Discussion: Provider–Patient Confidentiality With School-Age Children And Adolescents
When treating pediatric patients in clinical settings, you also treat patients’ families. With younger patients, this tends to be a seamless process. However, as patients age and grow into the adolescent years, the provider-patient-family relationship becomes more complex. The change in this dynamic often creates questions in provider-patient confidentiality. As the advanced practice nurse providing care for school-age children, adolescents, and their families, how do you handle these confidentiality issues? If a child is a minor, do you have to maintain provider-patient confidentiality? When is it appropriate to allow patients privacy? When is it your legal and ethical duty to involve family members? How do you facilitate the care of a minor when you have to work with parents and still maintain patient trust?
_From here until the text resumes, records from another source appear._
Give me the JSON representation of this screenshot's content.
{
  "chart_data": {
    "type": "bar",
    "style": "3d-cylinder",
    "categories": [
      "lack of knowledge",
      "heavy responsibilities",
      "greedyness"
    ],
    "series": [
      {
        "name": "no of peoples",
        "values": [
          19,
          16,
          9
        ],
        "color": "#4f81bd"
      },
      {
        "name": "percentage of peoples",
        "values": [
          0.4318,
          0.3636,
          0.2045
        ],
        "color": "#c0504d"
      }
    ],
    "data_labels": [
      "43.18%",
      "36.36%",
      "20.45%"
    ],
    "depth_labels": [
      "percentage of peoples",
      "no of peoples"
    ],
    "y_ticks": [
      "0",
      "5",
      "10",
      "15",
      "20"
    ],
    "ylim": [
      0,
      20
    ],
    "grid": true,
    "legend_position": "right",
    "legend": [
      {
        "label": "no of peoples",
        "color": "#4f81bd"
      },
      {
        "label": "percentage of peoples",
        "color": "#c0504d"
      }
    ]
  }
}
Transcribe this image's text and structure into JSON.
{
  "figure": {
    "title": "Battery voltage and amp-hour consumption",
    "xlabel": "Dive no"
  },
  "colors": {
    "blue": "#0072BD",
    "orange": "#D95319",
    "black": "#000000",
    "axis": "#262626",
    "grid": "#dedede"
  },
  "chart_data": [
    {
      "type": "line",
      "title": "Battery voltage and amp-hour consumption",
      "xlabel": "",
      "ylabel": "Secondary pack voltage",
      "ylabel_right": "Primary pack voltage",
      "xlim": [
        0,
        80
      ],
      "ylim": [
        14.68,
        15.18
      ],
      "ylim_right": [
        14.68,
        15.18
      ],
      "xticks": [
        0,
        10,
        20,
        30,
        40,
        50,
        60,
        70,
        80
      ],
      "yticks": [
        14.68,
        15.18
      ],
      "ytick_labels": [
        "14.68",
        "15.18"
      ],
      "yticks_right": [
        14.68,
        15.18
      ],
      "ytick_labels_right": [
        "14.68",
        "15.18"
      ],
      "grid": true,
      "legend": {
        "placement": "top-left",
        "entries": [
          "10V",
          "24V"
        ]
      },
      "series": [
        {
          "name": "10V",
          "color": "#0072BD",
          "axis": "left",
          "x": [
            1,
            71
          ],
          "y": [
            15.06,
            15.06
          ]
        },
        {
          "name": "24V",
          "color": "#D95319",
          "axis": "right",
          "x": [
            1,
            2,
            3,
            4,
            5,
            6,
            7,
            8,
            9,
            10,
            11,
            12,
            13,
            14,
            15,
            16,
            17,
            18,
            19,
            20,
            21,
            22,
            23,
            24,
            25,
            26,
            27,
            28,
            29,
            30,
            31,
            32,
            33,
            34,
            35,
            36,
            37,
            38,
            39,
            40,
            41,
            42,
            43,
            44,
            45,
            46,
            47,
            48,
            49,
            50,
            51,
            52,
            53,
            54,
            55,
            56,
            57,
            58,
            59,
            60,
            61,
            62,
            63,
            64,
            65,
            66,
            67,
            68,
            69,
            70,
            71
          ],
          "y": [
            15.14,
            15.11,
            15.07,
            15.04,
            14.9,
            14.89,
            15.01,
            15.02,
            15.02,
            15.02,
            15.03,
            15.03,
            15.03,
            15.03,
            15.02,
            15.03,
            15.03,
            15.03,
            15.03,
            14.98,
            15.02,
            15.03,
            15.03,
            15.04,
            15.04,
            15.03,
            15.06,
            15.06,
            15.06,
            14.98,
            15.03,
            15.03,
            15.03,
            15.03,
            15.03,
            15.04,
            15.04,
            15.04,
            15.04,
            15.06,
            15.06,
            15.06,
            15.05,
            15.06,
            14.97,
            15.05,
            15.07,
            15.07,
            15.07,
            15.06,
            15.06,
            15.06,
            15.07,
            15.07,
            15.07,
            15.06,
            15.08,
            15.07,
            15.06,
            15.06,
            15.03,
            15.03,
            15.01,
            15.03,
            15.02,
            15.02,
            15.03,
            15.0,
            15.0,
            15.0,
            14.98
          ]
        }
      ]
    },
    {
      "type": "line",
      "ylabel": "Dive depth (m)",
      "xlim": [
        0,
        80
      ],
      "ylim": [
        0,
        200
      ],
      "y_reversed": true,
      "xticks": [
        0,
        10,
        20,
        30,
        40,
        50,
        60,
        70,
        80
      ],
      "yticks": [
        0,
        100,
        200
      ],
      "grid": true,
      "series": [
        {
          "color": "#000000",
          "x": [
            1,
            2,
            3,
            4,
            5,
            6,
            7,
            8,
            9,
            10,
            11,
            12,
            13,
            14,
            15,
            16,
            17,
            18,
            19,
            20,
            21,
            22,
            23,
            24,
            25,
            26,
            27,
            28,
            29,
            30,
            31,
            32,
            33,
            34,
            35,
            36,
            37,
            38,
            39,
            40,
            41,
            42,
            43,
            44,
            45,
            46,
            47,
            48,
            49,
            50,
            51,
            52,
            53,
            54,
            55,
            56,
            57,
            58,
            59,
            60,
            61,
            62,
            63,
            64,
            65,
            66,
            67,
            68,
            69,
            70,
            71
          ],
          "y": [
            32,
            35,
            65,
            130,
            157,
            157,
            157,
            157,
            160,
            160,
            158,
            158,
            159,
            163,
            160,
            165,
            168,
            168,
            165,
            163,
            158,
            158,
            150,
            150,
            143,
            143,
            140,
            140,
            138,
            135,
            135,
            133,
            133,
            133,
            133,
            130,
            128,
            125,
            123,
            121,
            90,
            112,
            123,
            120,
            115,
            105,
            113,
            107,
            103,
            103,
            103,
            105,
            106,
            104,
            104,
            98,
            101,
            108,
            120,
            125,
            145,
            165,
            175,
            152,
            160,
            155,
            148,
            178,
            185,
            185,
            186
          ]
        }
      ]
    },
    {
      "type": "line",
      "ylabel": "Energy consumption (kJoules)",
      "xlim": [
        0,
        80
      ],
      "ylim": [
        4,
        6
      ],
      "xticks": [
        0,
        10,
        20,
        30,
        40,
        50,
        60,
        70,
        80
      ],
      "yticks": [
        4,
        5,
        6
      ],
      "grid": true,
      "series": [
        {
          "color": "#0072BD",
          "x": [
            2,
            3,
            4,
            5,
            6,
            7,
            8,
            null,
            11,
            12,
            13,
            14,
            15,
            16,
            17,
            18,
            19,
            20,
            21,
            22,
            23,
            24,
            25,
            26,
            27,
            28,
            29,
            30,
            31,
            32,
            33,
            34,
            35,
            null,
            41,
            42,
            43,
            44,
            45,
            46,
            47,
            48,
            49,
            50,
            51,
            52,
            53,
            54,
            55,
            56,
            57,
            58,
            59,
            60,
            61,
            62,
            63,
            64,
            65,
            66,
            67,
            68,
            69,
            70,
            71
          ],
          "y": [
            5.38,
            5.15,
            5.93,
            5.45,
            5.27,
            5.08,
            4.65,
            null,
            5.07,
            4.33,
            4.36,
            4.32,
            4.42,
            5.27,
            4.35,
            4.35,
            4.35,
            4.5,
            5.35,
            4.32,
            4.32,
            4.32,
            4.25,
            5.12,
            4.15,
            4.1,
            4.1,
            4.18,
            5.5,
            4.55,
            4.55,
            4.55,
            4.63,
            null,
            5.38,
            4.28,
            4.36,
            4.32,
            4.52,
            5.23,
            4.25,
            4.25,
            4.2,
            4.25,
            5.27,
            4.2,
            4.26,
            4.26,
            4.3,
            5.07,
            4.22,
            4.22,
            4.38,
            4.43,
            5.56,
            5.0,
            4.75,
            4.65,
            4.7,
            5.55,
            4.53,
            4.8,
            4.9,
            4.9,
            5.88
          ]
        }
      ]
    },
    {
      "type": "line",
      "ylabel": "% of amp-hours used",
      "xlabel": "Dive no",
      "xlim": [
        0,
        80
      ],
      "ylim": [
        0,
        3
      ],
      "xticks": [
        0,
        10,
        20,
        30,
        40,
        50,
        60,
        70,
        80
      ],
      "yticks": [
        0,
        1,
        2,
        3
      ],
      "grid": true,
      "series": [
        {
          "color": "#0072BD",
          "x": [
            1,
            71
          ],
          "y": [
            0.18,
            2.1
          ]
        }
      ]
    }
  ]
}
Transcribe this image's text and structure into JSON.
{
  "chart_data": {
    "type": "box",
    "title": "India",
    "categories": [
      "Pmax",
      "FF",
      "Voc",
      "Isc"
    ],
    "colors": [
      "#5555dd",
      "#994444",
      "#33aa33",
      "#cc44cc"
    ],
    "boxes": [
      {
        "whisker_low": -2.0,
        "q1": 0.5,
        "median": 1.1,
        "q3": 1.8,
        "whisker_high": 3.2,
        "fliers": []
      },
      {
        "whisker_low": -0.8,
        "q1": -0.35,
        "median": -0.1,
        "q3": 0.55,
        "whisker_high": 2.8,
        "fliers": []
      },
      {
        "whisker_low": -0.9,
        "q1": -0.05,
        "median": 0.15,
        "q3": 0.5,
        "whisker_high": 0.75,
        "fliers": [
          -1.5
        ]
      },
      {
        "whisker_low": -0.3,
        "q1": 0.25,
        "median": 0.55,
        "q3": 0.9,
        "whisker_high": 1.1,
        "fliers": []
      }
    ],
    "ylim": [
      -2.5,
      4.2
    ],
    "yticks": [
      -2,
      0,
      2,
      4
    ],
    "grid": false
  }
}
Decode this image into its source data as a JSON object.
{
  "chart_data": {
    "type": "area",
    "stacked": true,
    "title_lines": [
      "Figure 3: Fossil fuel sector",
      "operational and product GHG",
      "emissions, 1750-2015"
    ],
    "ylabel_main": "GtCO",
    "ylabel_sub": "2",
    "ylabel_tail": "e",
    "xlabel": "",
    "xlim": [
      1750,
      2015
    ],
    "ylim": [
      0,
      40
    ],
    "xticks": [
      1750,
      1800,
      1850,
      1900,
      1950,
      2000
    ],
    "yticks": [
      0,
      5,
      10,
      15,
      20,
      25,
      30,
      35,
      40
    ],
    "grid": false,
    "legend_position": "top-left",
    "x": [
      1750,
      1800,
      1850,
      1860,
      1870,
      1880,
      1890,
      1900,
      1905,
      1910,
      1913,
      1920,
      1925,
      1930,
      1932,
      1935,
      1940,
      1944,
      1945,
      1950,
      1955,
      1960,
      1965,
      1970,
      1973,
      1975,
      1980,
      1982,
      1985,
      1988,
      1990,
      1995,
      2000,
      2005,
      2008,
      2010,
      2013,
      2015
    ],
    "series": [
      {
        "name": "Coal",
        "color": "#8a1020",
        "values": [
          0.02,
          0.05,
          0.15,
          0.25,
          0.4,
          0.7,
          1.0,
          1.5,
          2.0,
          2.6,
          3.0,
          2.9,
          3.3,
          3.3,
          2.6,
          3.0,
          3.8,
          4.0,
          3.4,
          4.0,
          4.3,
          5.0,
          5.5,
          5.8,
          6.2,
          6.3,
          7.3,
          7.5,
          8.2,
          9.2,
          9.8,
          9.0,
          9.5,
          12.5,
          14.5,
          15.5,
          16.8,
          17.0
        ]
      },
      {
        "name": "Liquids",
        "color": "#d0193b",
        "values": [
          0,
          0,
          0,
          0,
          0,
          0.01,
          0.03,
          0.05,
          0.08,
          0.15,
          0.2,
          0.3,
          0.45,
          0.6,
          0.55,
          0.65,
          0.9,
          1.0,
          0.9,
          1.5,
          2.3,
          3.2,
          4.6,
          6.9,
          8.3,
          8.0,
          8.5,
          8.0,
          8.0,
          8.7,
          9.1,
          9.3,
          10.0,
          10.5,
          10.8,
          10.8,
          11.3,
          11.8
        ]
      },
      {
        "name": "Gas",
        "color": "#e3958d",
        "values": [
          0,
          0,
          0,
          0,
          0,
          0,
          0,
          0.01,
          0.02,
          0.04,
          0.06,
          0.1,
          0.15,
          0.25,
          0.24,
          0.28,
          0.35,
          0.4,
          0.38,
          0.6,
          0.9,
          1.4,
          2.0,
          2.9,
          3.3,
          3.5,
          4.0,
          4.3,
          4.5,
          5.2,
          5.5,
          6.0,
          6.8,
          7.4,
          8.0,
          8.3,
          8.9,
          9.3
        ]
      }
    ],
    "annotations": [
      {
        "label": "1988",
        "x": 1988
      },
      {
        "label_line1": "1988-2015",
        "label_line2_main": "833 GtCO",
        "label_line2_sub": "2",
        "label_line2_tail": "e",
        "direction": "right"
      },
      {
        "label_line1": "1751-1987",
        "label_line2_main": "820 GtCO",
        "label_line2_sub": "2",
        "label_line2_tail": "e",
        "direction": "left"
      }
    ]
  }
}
Consider the following three case studies.
Case Study 1
You receive a phone call from a mother who is concerned that her son is using drugs. The 16-year-old boy is seeing you in the afternoon for a follow-up for acne. The mother requests that you obtain a drug test during the visit, but she does not want her son to know he is being screened or that she requested screening because “I don’t want him to stop trusting me.”
Case Study 2
A 17-year-old girl comes to your office with a complaint of abdominal pain and missed periods. She thinks she may be pregnant. She requests pregnancy testing and does not want you to tell her parents if she is pregnant.
Case Study 3
The father of a 10-year-old boy calls your office to request assistance with an Individualized Educational Plan (IEP) for his son who was recently diagnosed with attention deficit hyperactivity disorder (ADHD). He wants you to contact the school and to facilitate getting an IEP developed.